Sans prétendre lire dans le marc de café, et surtout sans ignorer les rapports qui existent entre différentes forces politiques qui essaient d’orienter les événements dans le sens du dogme sacré qui se présente faussement comme la seule alternative à la débâcle sociétale initiée par le relativisme profane, nous sommes en mesure de dire que l’étape actuelle de ces révoltes est marquée par une liberté de création qui a d’abord consisté à faire passer l’espace créé par la dictature de sa perception comme plein à sa perception comme vide.

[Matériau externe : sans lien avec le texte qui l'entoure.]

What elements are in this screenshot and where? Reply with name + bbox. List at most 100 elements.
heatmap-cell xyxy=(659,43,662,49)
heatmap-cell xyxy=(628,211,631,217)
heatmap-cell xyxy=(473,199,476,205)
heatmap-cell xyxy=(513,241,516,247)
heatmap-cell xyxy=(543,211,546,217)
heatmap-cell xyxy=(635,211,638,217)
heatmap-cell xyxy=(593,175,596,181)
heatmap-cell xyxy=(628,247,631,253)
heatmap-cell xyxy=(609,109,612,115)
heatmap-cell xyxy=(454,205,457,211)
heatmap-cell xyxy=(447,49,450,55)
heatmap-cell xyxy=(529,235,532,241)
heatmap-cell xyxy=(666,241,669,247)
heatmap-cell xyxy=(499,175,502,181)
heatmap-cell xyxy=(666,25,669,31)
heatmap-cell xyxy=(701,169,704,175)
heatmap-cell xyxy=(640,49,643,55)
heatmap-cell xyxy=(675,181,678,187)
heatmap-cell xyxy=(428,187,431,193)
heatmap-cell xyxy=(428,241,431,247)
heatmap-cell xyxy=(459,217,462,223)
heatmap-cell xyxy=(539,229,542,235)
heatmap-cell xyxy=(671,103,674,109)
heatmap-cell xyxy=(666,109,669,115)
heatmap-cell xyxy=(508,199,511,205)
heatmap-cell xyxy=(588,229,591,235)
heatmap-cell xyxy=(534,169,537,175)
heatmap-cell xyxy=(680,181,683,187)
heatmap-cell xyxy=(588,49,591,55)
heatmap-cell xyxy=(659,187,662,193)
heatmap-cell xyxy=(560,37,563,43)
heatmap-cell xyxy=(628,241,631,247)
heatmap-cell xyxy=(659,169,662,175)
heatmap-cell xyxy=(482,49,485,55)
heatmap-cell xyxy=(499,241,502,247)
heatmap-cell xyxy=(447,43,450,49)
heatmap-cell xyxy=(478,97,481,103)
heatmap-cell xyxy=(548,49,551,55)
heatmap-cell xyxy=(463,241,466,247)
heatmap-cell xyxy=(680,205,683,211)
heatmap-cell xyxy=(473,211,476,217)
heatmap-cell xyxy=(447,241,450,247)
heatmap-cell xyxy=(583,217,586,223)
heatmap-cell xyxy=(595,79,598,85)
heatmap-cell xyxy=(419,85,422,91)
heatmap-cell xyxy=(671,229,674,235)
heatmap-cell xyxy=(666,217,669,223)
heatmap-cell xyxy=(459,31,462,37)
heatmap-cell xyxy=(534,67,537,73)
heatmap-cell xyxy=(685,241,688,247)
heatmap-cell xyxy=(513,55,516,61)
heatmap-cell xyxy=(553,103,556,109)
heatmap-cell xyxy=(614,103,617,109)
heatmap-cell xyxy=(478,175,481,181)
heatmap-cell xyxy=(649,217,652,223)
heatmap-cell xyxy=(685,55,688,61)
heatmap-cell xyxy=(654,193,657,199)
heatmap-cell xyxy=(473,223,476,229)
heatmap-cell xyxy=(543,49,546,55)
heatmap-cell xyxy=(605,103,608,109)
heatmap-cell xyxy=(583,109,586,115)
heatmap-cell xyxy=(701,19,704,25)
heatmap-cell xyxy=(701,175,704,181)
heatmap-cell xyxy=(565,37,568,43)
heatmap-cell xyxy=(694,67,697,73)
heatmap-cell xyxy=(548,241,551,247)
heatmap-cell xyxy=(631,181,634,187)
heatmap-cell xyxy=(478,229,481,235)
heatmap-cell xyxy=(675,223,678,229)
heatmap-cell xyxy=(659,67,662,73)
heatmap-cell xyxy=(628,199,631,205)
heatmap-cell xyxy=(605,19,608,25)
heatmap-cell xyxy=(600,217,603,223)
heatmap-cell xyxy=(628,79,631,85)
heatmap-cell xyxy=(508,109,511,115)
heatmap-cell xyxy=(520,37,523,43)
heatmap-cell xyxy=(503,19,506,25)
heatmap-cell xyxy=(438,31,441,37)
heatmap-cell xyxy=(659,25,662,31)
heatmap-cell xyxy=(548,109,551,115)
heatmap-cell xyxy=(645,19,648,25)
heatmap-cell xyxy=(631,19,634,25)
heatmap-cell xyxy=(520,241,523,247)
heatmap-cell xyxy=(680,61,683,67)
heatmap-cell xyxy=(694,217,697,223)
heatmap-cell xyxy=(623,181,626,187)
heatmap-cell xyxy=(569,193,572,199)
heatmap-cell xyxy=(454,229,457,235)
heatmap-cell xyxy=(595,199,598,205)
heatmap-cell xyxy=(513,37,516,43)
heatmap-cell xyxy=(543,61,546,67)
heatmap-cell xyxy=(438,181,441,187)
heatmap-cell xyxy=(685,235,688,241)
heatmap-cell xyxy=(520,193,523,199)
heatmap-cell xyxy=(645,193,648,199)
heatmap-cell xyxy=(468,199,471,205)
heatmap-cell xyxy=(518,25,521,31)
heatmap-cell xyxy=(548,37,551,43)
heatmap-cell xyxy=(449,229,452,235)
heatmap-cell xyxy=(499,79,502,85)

L’anticipation du vide a précédé la mobilisation et le renversement (pour l’instant en Tunisie, mais en Égypte ce n’est qu’une question d’heures, l’agenda étant déterminé, mais là n’est pas l’essentiel pour la question qui nous occupe, en revanche, elle l’est pour une autre question, comme celle de la diplomatie, par Washington. Ceci dit, même Washington doit s’adapter). Ce n’est pas la mobilisation qui crée le vide, mais l’inverse. Or, ce vide dissimulé par le plein de la dictature devient, à présent, l’objet de tous les soucis des révoltés. Il ne s’agit pas seulement d’empêcher le retour de la dictature, mais d’imaginer les nouvelles formes de vie sociétale qui vont permettre à cet espace de s’emplir à nouveau.
La question posée par la créativité du monde arabe est donc la suivante :
occidentaliser ce qui se passe serait une manière de ne pas tenir compte de la grande rupture que l’Occident a lui-même initiée par l’accélération technique. En retour, l’Occident ne sortira pas indemne de l’explosion de la créativité arabe. Il faut s’attendre à des effets directs. En même temps, cette créativité trouvera d’autres formes, puisque les contextes sociétaux et culturels sont différents, comme le montre, actuellement, la créativité du monde judiciaire en France qui n’en est vraiment qu’à ses débuts.
Ultime remarque : les outils utilisés par les Égyptiens et les Tunisiens pour accéder à l’information, échanger des idées et des plans, se constituer en une multitude de communautés agissantes, organiser des rassemblements et des manifestations, à savoir Internet et les services Facebook et Twitter (entre autres), ainsi que les téléphones mobiles, ne sont apparus et ne se sont répandus en Occident qu’au cours des quinze dernières années. La rapidité avec laquelle ces moyens technologiques révolutionnaires sont devenus largement disponibles en Égypte et en Tunisie, mais aussi dans la plupart des autres pays en développement, est proprement stupéfiante. Elle est le fruit des noces de l’accélération technique et de la globalisation, qui change totalement le contexte social et politique global.
Ce qui se passe en Égypte et en Tunisie est la première vague d’un tsunami planétaire, qui pourrait balayer les ordres totalitaires à travers le monde, et dont les régimes en principe démocratique ne sont peut-être pas tout à fait à l’abri. Le désarroi des dirigeants des plus grandes puissances face à des soulèvements spontanés, médiés par l’Internet, témoigne de l’incapacité de ces dirigeants à comprendre l’impact de l’accélération technologique, créant les conditions d’une grande rupture universelle, sociale et culturelle.